Load Testing — Enterprise-Scale RAG (Chapter 20)

Load testing validates system behavior under realistic concurrent load, revealing bottlenecks and failure modes that don't appear in single-request benchmarks.

Locust provides a Python-based load testing framework:

from locust import HttpUser, task, between
import json

class RAGLoadUser(HttpUser):
    wait_time = between(0.5, 2.0)  # User think time
    weight = 10  # 10x more common than admin tasks
    
    def on_start(self):
        # Load test queries from file
        with open("/test/fixtures/queries.jsonl") as f:
            self.queries = [json.loads(line) for line in f]
        self.query_idx = 0
    
    @task
    def search_and_ask(self):
        query = self.queries[self.query_idx % len(self.queries)]
        self.query_idx += 1
        
        # Search for context
        with self.client.post(
            "/api/v1/search",
            json={"query": query, "limit": 5},
            catch_response=True
        ) as search_resp:
            if search_resp.status_code == 200:
                search_data = search_resp.json()
                search_resp.success()
                
                # Generate response
                context_ids = [r["id"] for r in search_data["results"]]
                with self.client.post(
                    "/api/v1/generate",
                    json={
                        "query": query,
                        "context_ids": context_ids
                    },
                    catch_response=True
                ) as gen_resp:
                    if gen_resp.status_code == 200:
                        gen_resp.success()
                    else:
                        gen_resp.failure(f"Generation failed: {gen_resp.status_code}")
            else:
                search_resp.failure(f"Search failed: {search_resp.status_code}")
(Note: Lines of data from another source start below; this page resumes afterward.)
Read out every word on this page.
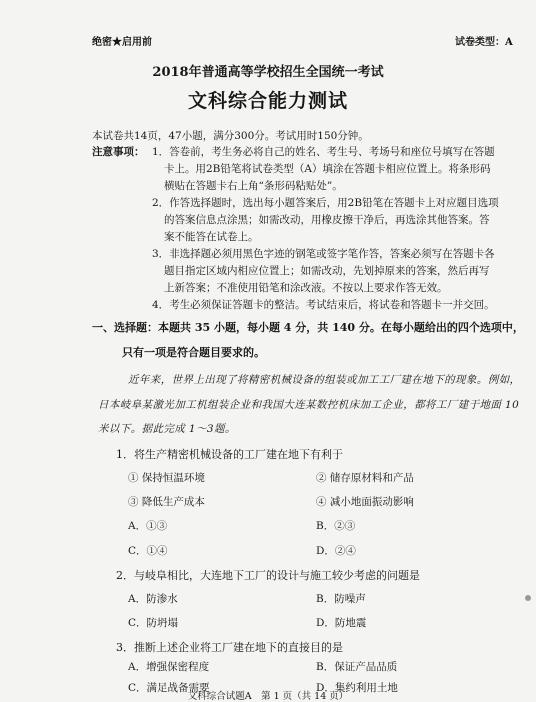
绝密★启用前	试卷类型：A
2018年普通高等学校招生全国统一考试
文科综合能力测试
本试卷共14页，47小题，满分300分。考试用时150分钟。
注意事项： 1．答卷前，考生务必将自己的姓名、考生号、考场号和座位号填写在答题
卡上。用2B铅笔将试卷类型（A）填涂在答题卡相应位置上。将条形码
横贴在答题卡右上角“条形码粘贴处”。
2．作答选择题时，选出每小题答案后，用2B铅笔在答题卡上对应题目选项
的答案信息点涂黑；如需改动，用橡皮擦干净后，再选涂其他答案。答
案不能答在试卷上。
3．非选择题必须用黑色字迹的钢笔或签字笔作答，答案必须写在答题卡各
题目指定区域内相应位置上；如需改动，先划掉原来的答案，然后再写
上新答案；不准使用铅笔和涂改液。不按以上要求作答无效。
4．考生必须保证答题卡的整洁。考试结束后，将试卷和答题卡一并交回。
一、选择题：本题共 35 小题，每小题 4 分，共 140 分。在每小题给出的四个选项中，
只有一项是符合题目要求的。
近年来，世界上出现了将精密机械设备的组装或加工工厂建在地下的现象。例如，
日本岐阜某激光加工机组装企业和我国大连某数控机床加工企业，都将工厂建于地面 10
米以下。据此完成 1～3题。
1．将生产精密机械设备的工厂建在地下有利于
① 保持恒温环境	② 储存原材料和产品
③ 降低生产成本	④ 减小地面振动影响
A．①③	B．②③
C．①④	D．②④
2．与岐阜相比，大连地下工厂的设计与施工较少考虑的问题是
A．防渗水	B．防噪声
C．防坍塌	D．防地震
3．推断上述企业将工厂建在地下的直接目的是
A．增强保密程度	B．保证产品品质
C．满足战备需要	D．集约利用土地
文科综合试题A　第 1 页（共 14 页）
class AdminLoadUser(HttpUser):
    wait_time = between(5.0, 15.0)  # Less frequent
    weight = 1
    
    @task
    def ingest_document(self):
        with open("/test/fixtures/sample_doc.json") as f:
            doc = json.load(f)
        
        with self.client.post(
            "/api/v1/ingest",
            json=doc,
            catch_response=True
        ) as resp:
            if resp.status_code in (200, 201):
                resp.success()
            else:
                resp.failure(f"Ingest failed: {resp.status_code}")

Run the load test:

locust -f locustfile.py \
  --host=https://rag-prod.internal \
  --users=1000 \
  --spawn-rate=50 \
  --run-time=15m \
  --headless \
  --csv=/results/load_test_$(date +%Y%m%d_%H%M%S)

Failure Modes:

Hitting rate limits: Production LLM APIs throttle requests. Account for API limits in concurrency settings (typically 500-1000 RPM per account).
Resource exhaustion during ramp-up: Sudden load spikes trigger connection pool exhaustion or OOM. Use gradual --spawn-rate increases.
Database connection saturation: Each concurrent user holds a connection. 1000 users with 10 connections each means 10,000 active connections—exceeds most DB limits.
Ignoring error rate: Load tests that measure latency only ignore failed requests. Track error rates as a primary metric.

Meaningful load tests run for at least 15 minutes to capture steady-state behavior and warm-cache effects.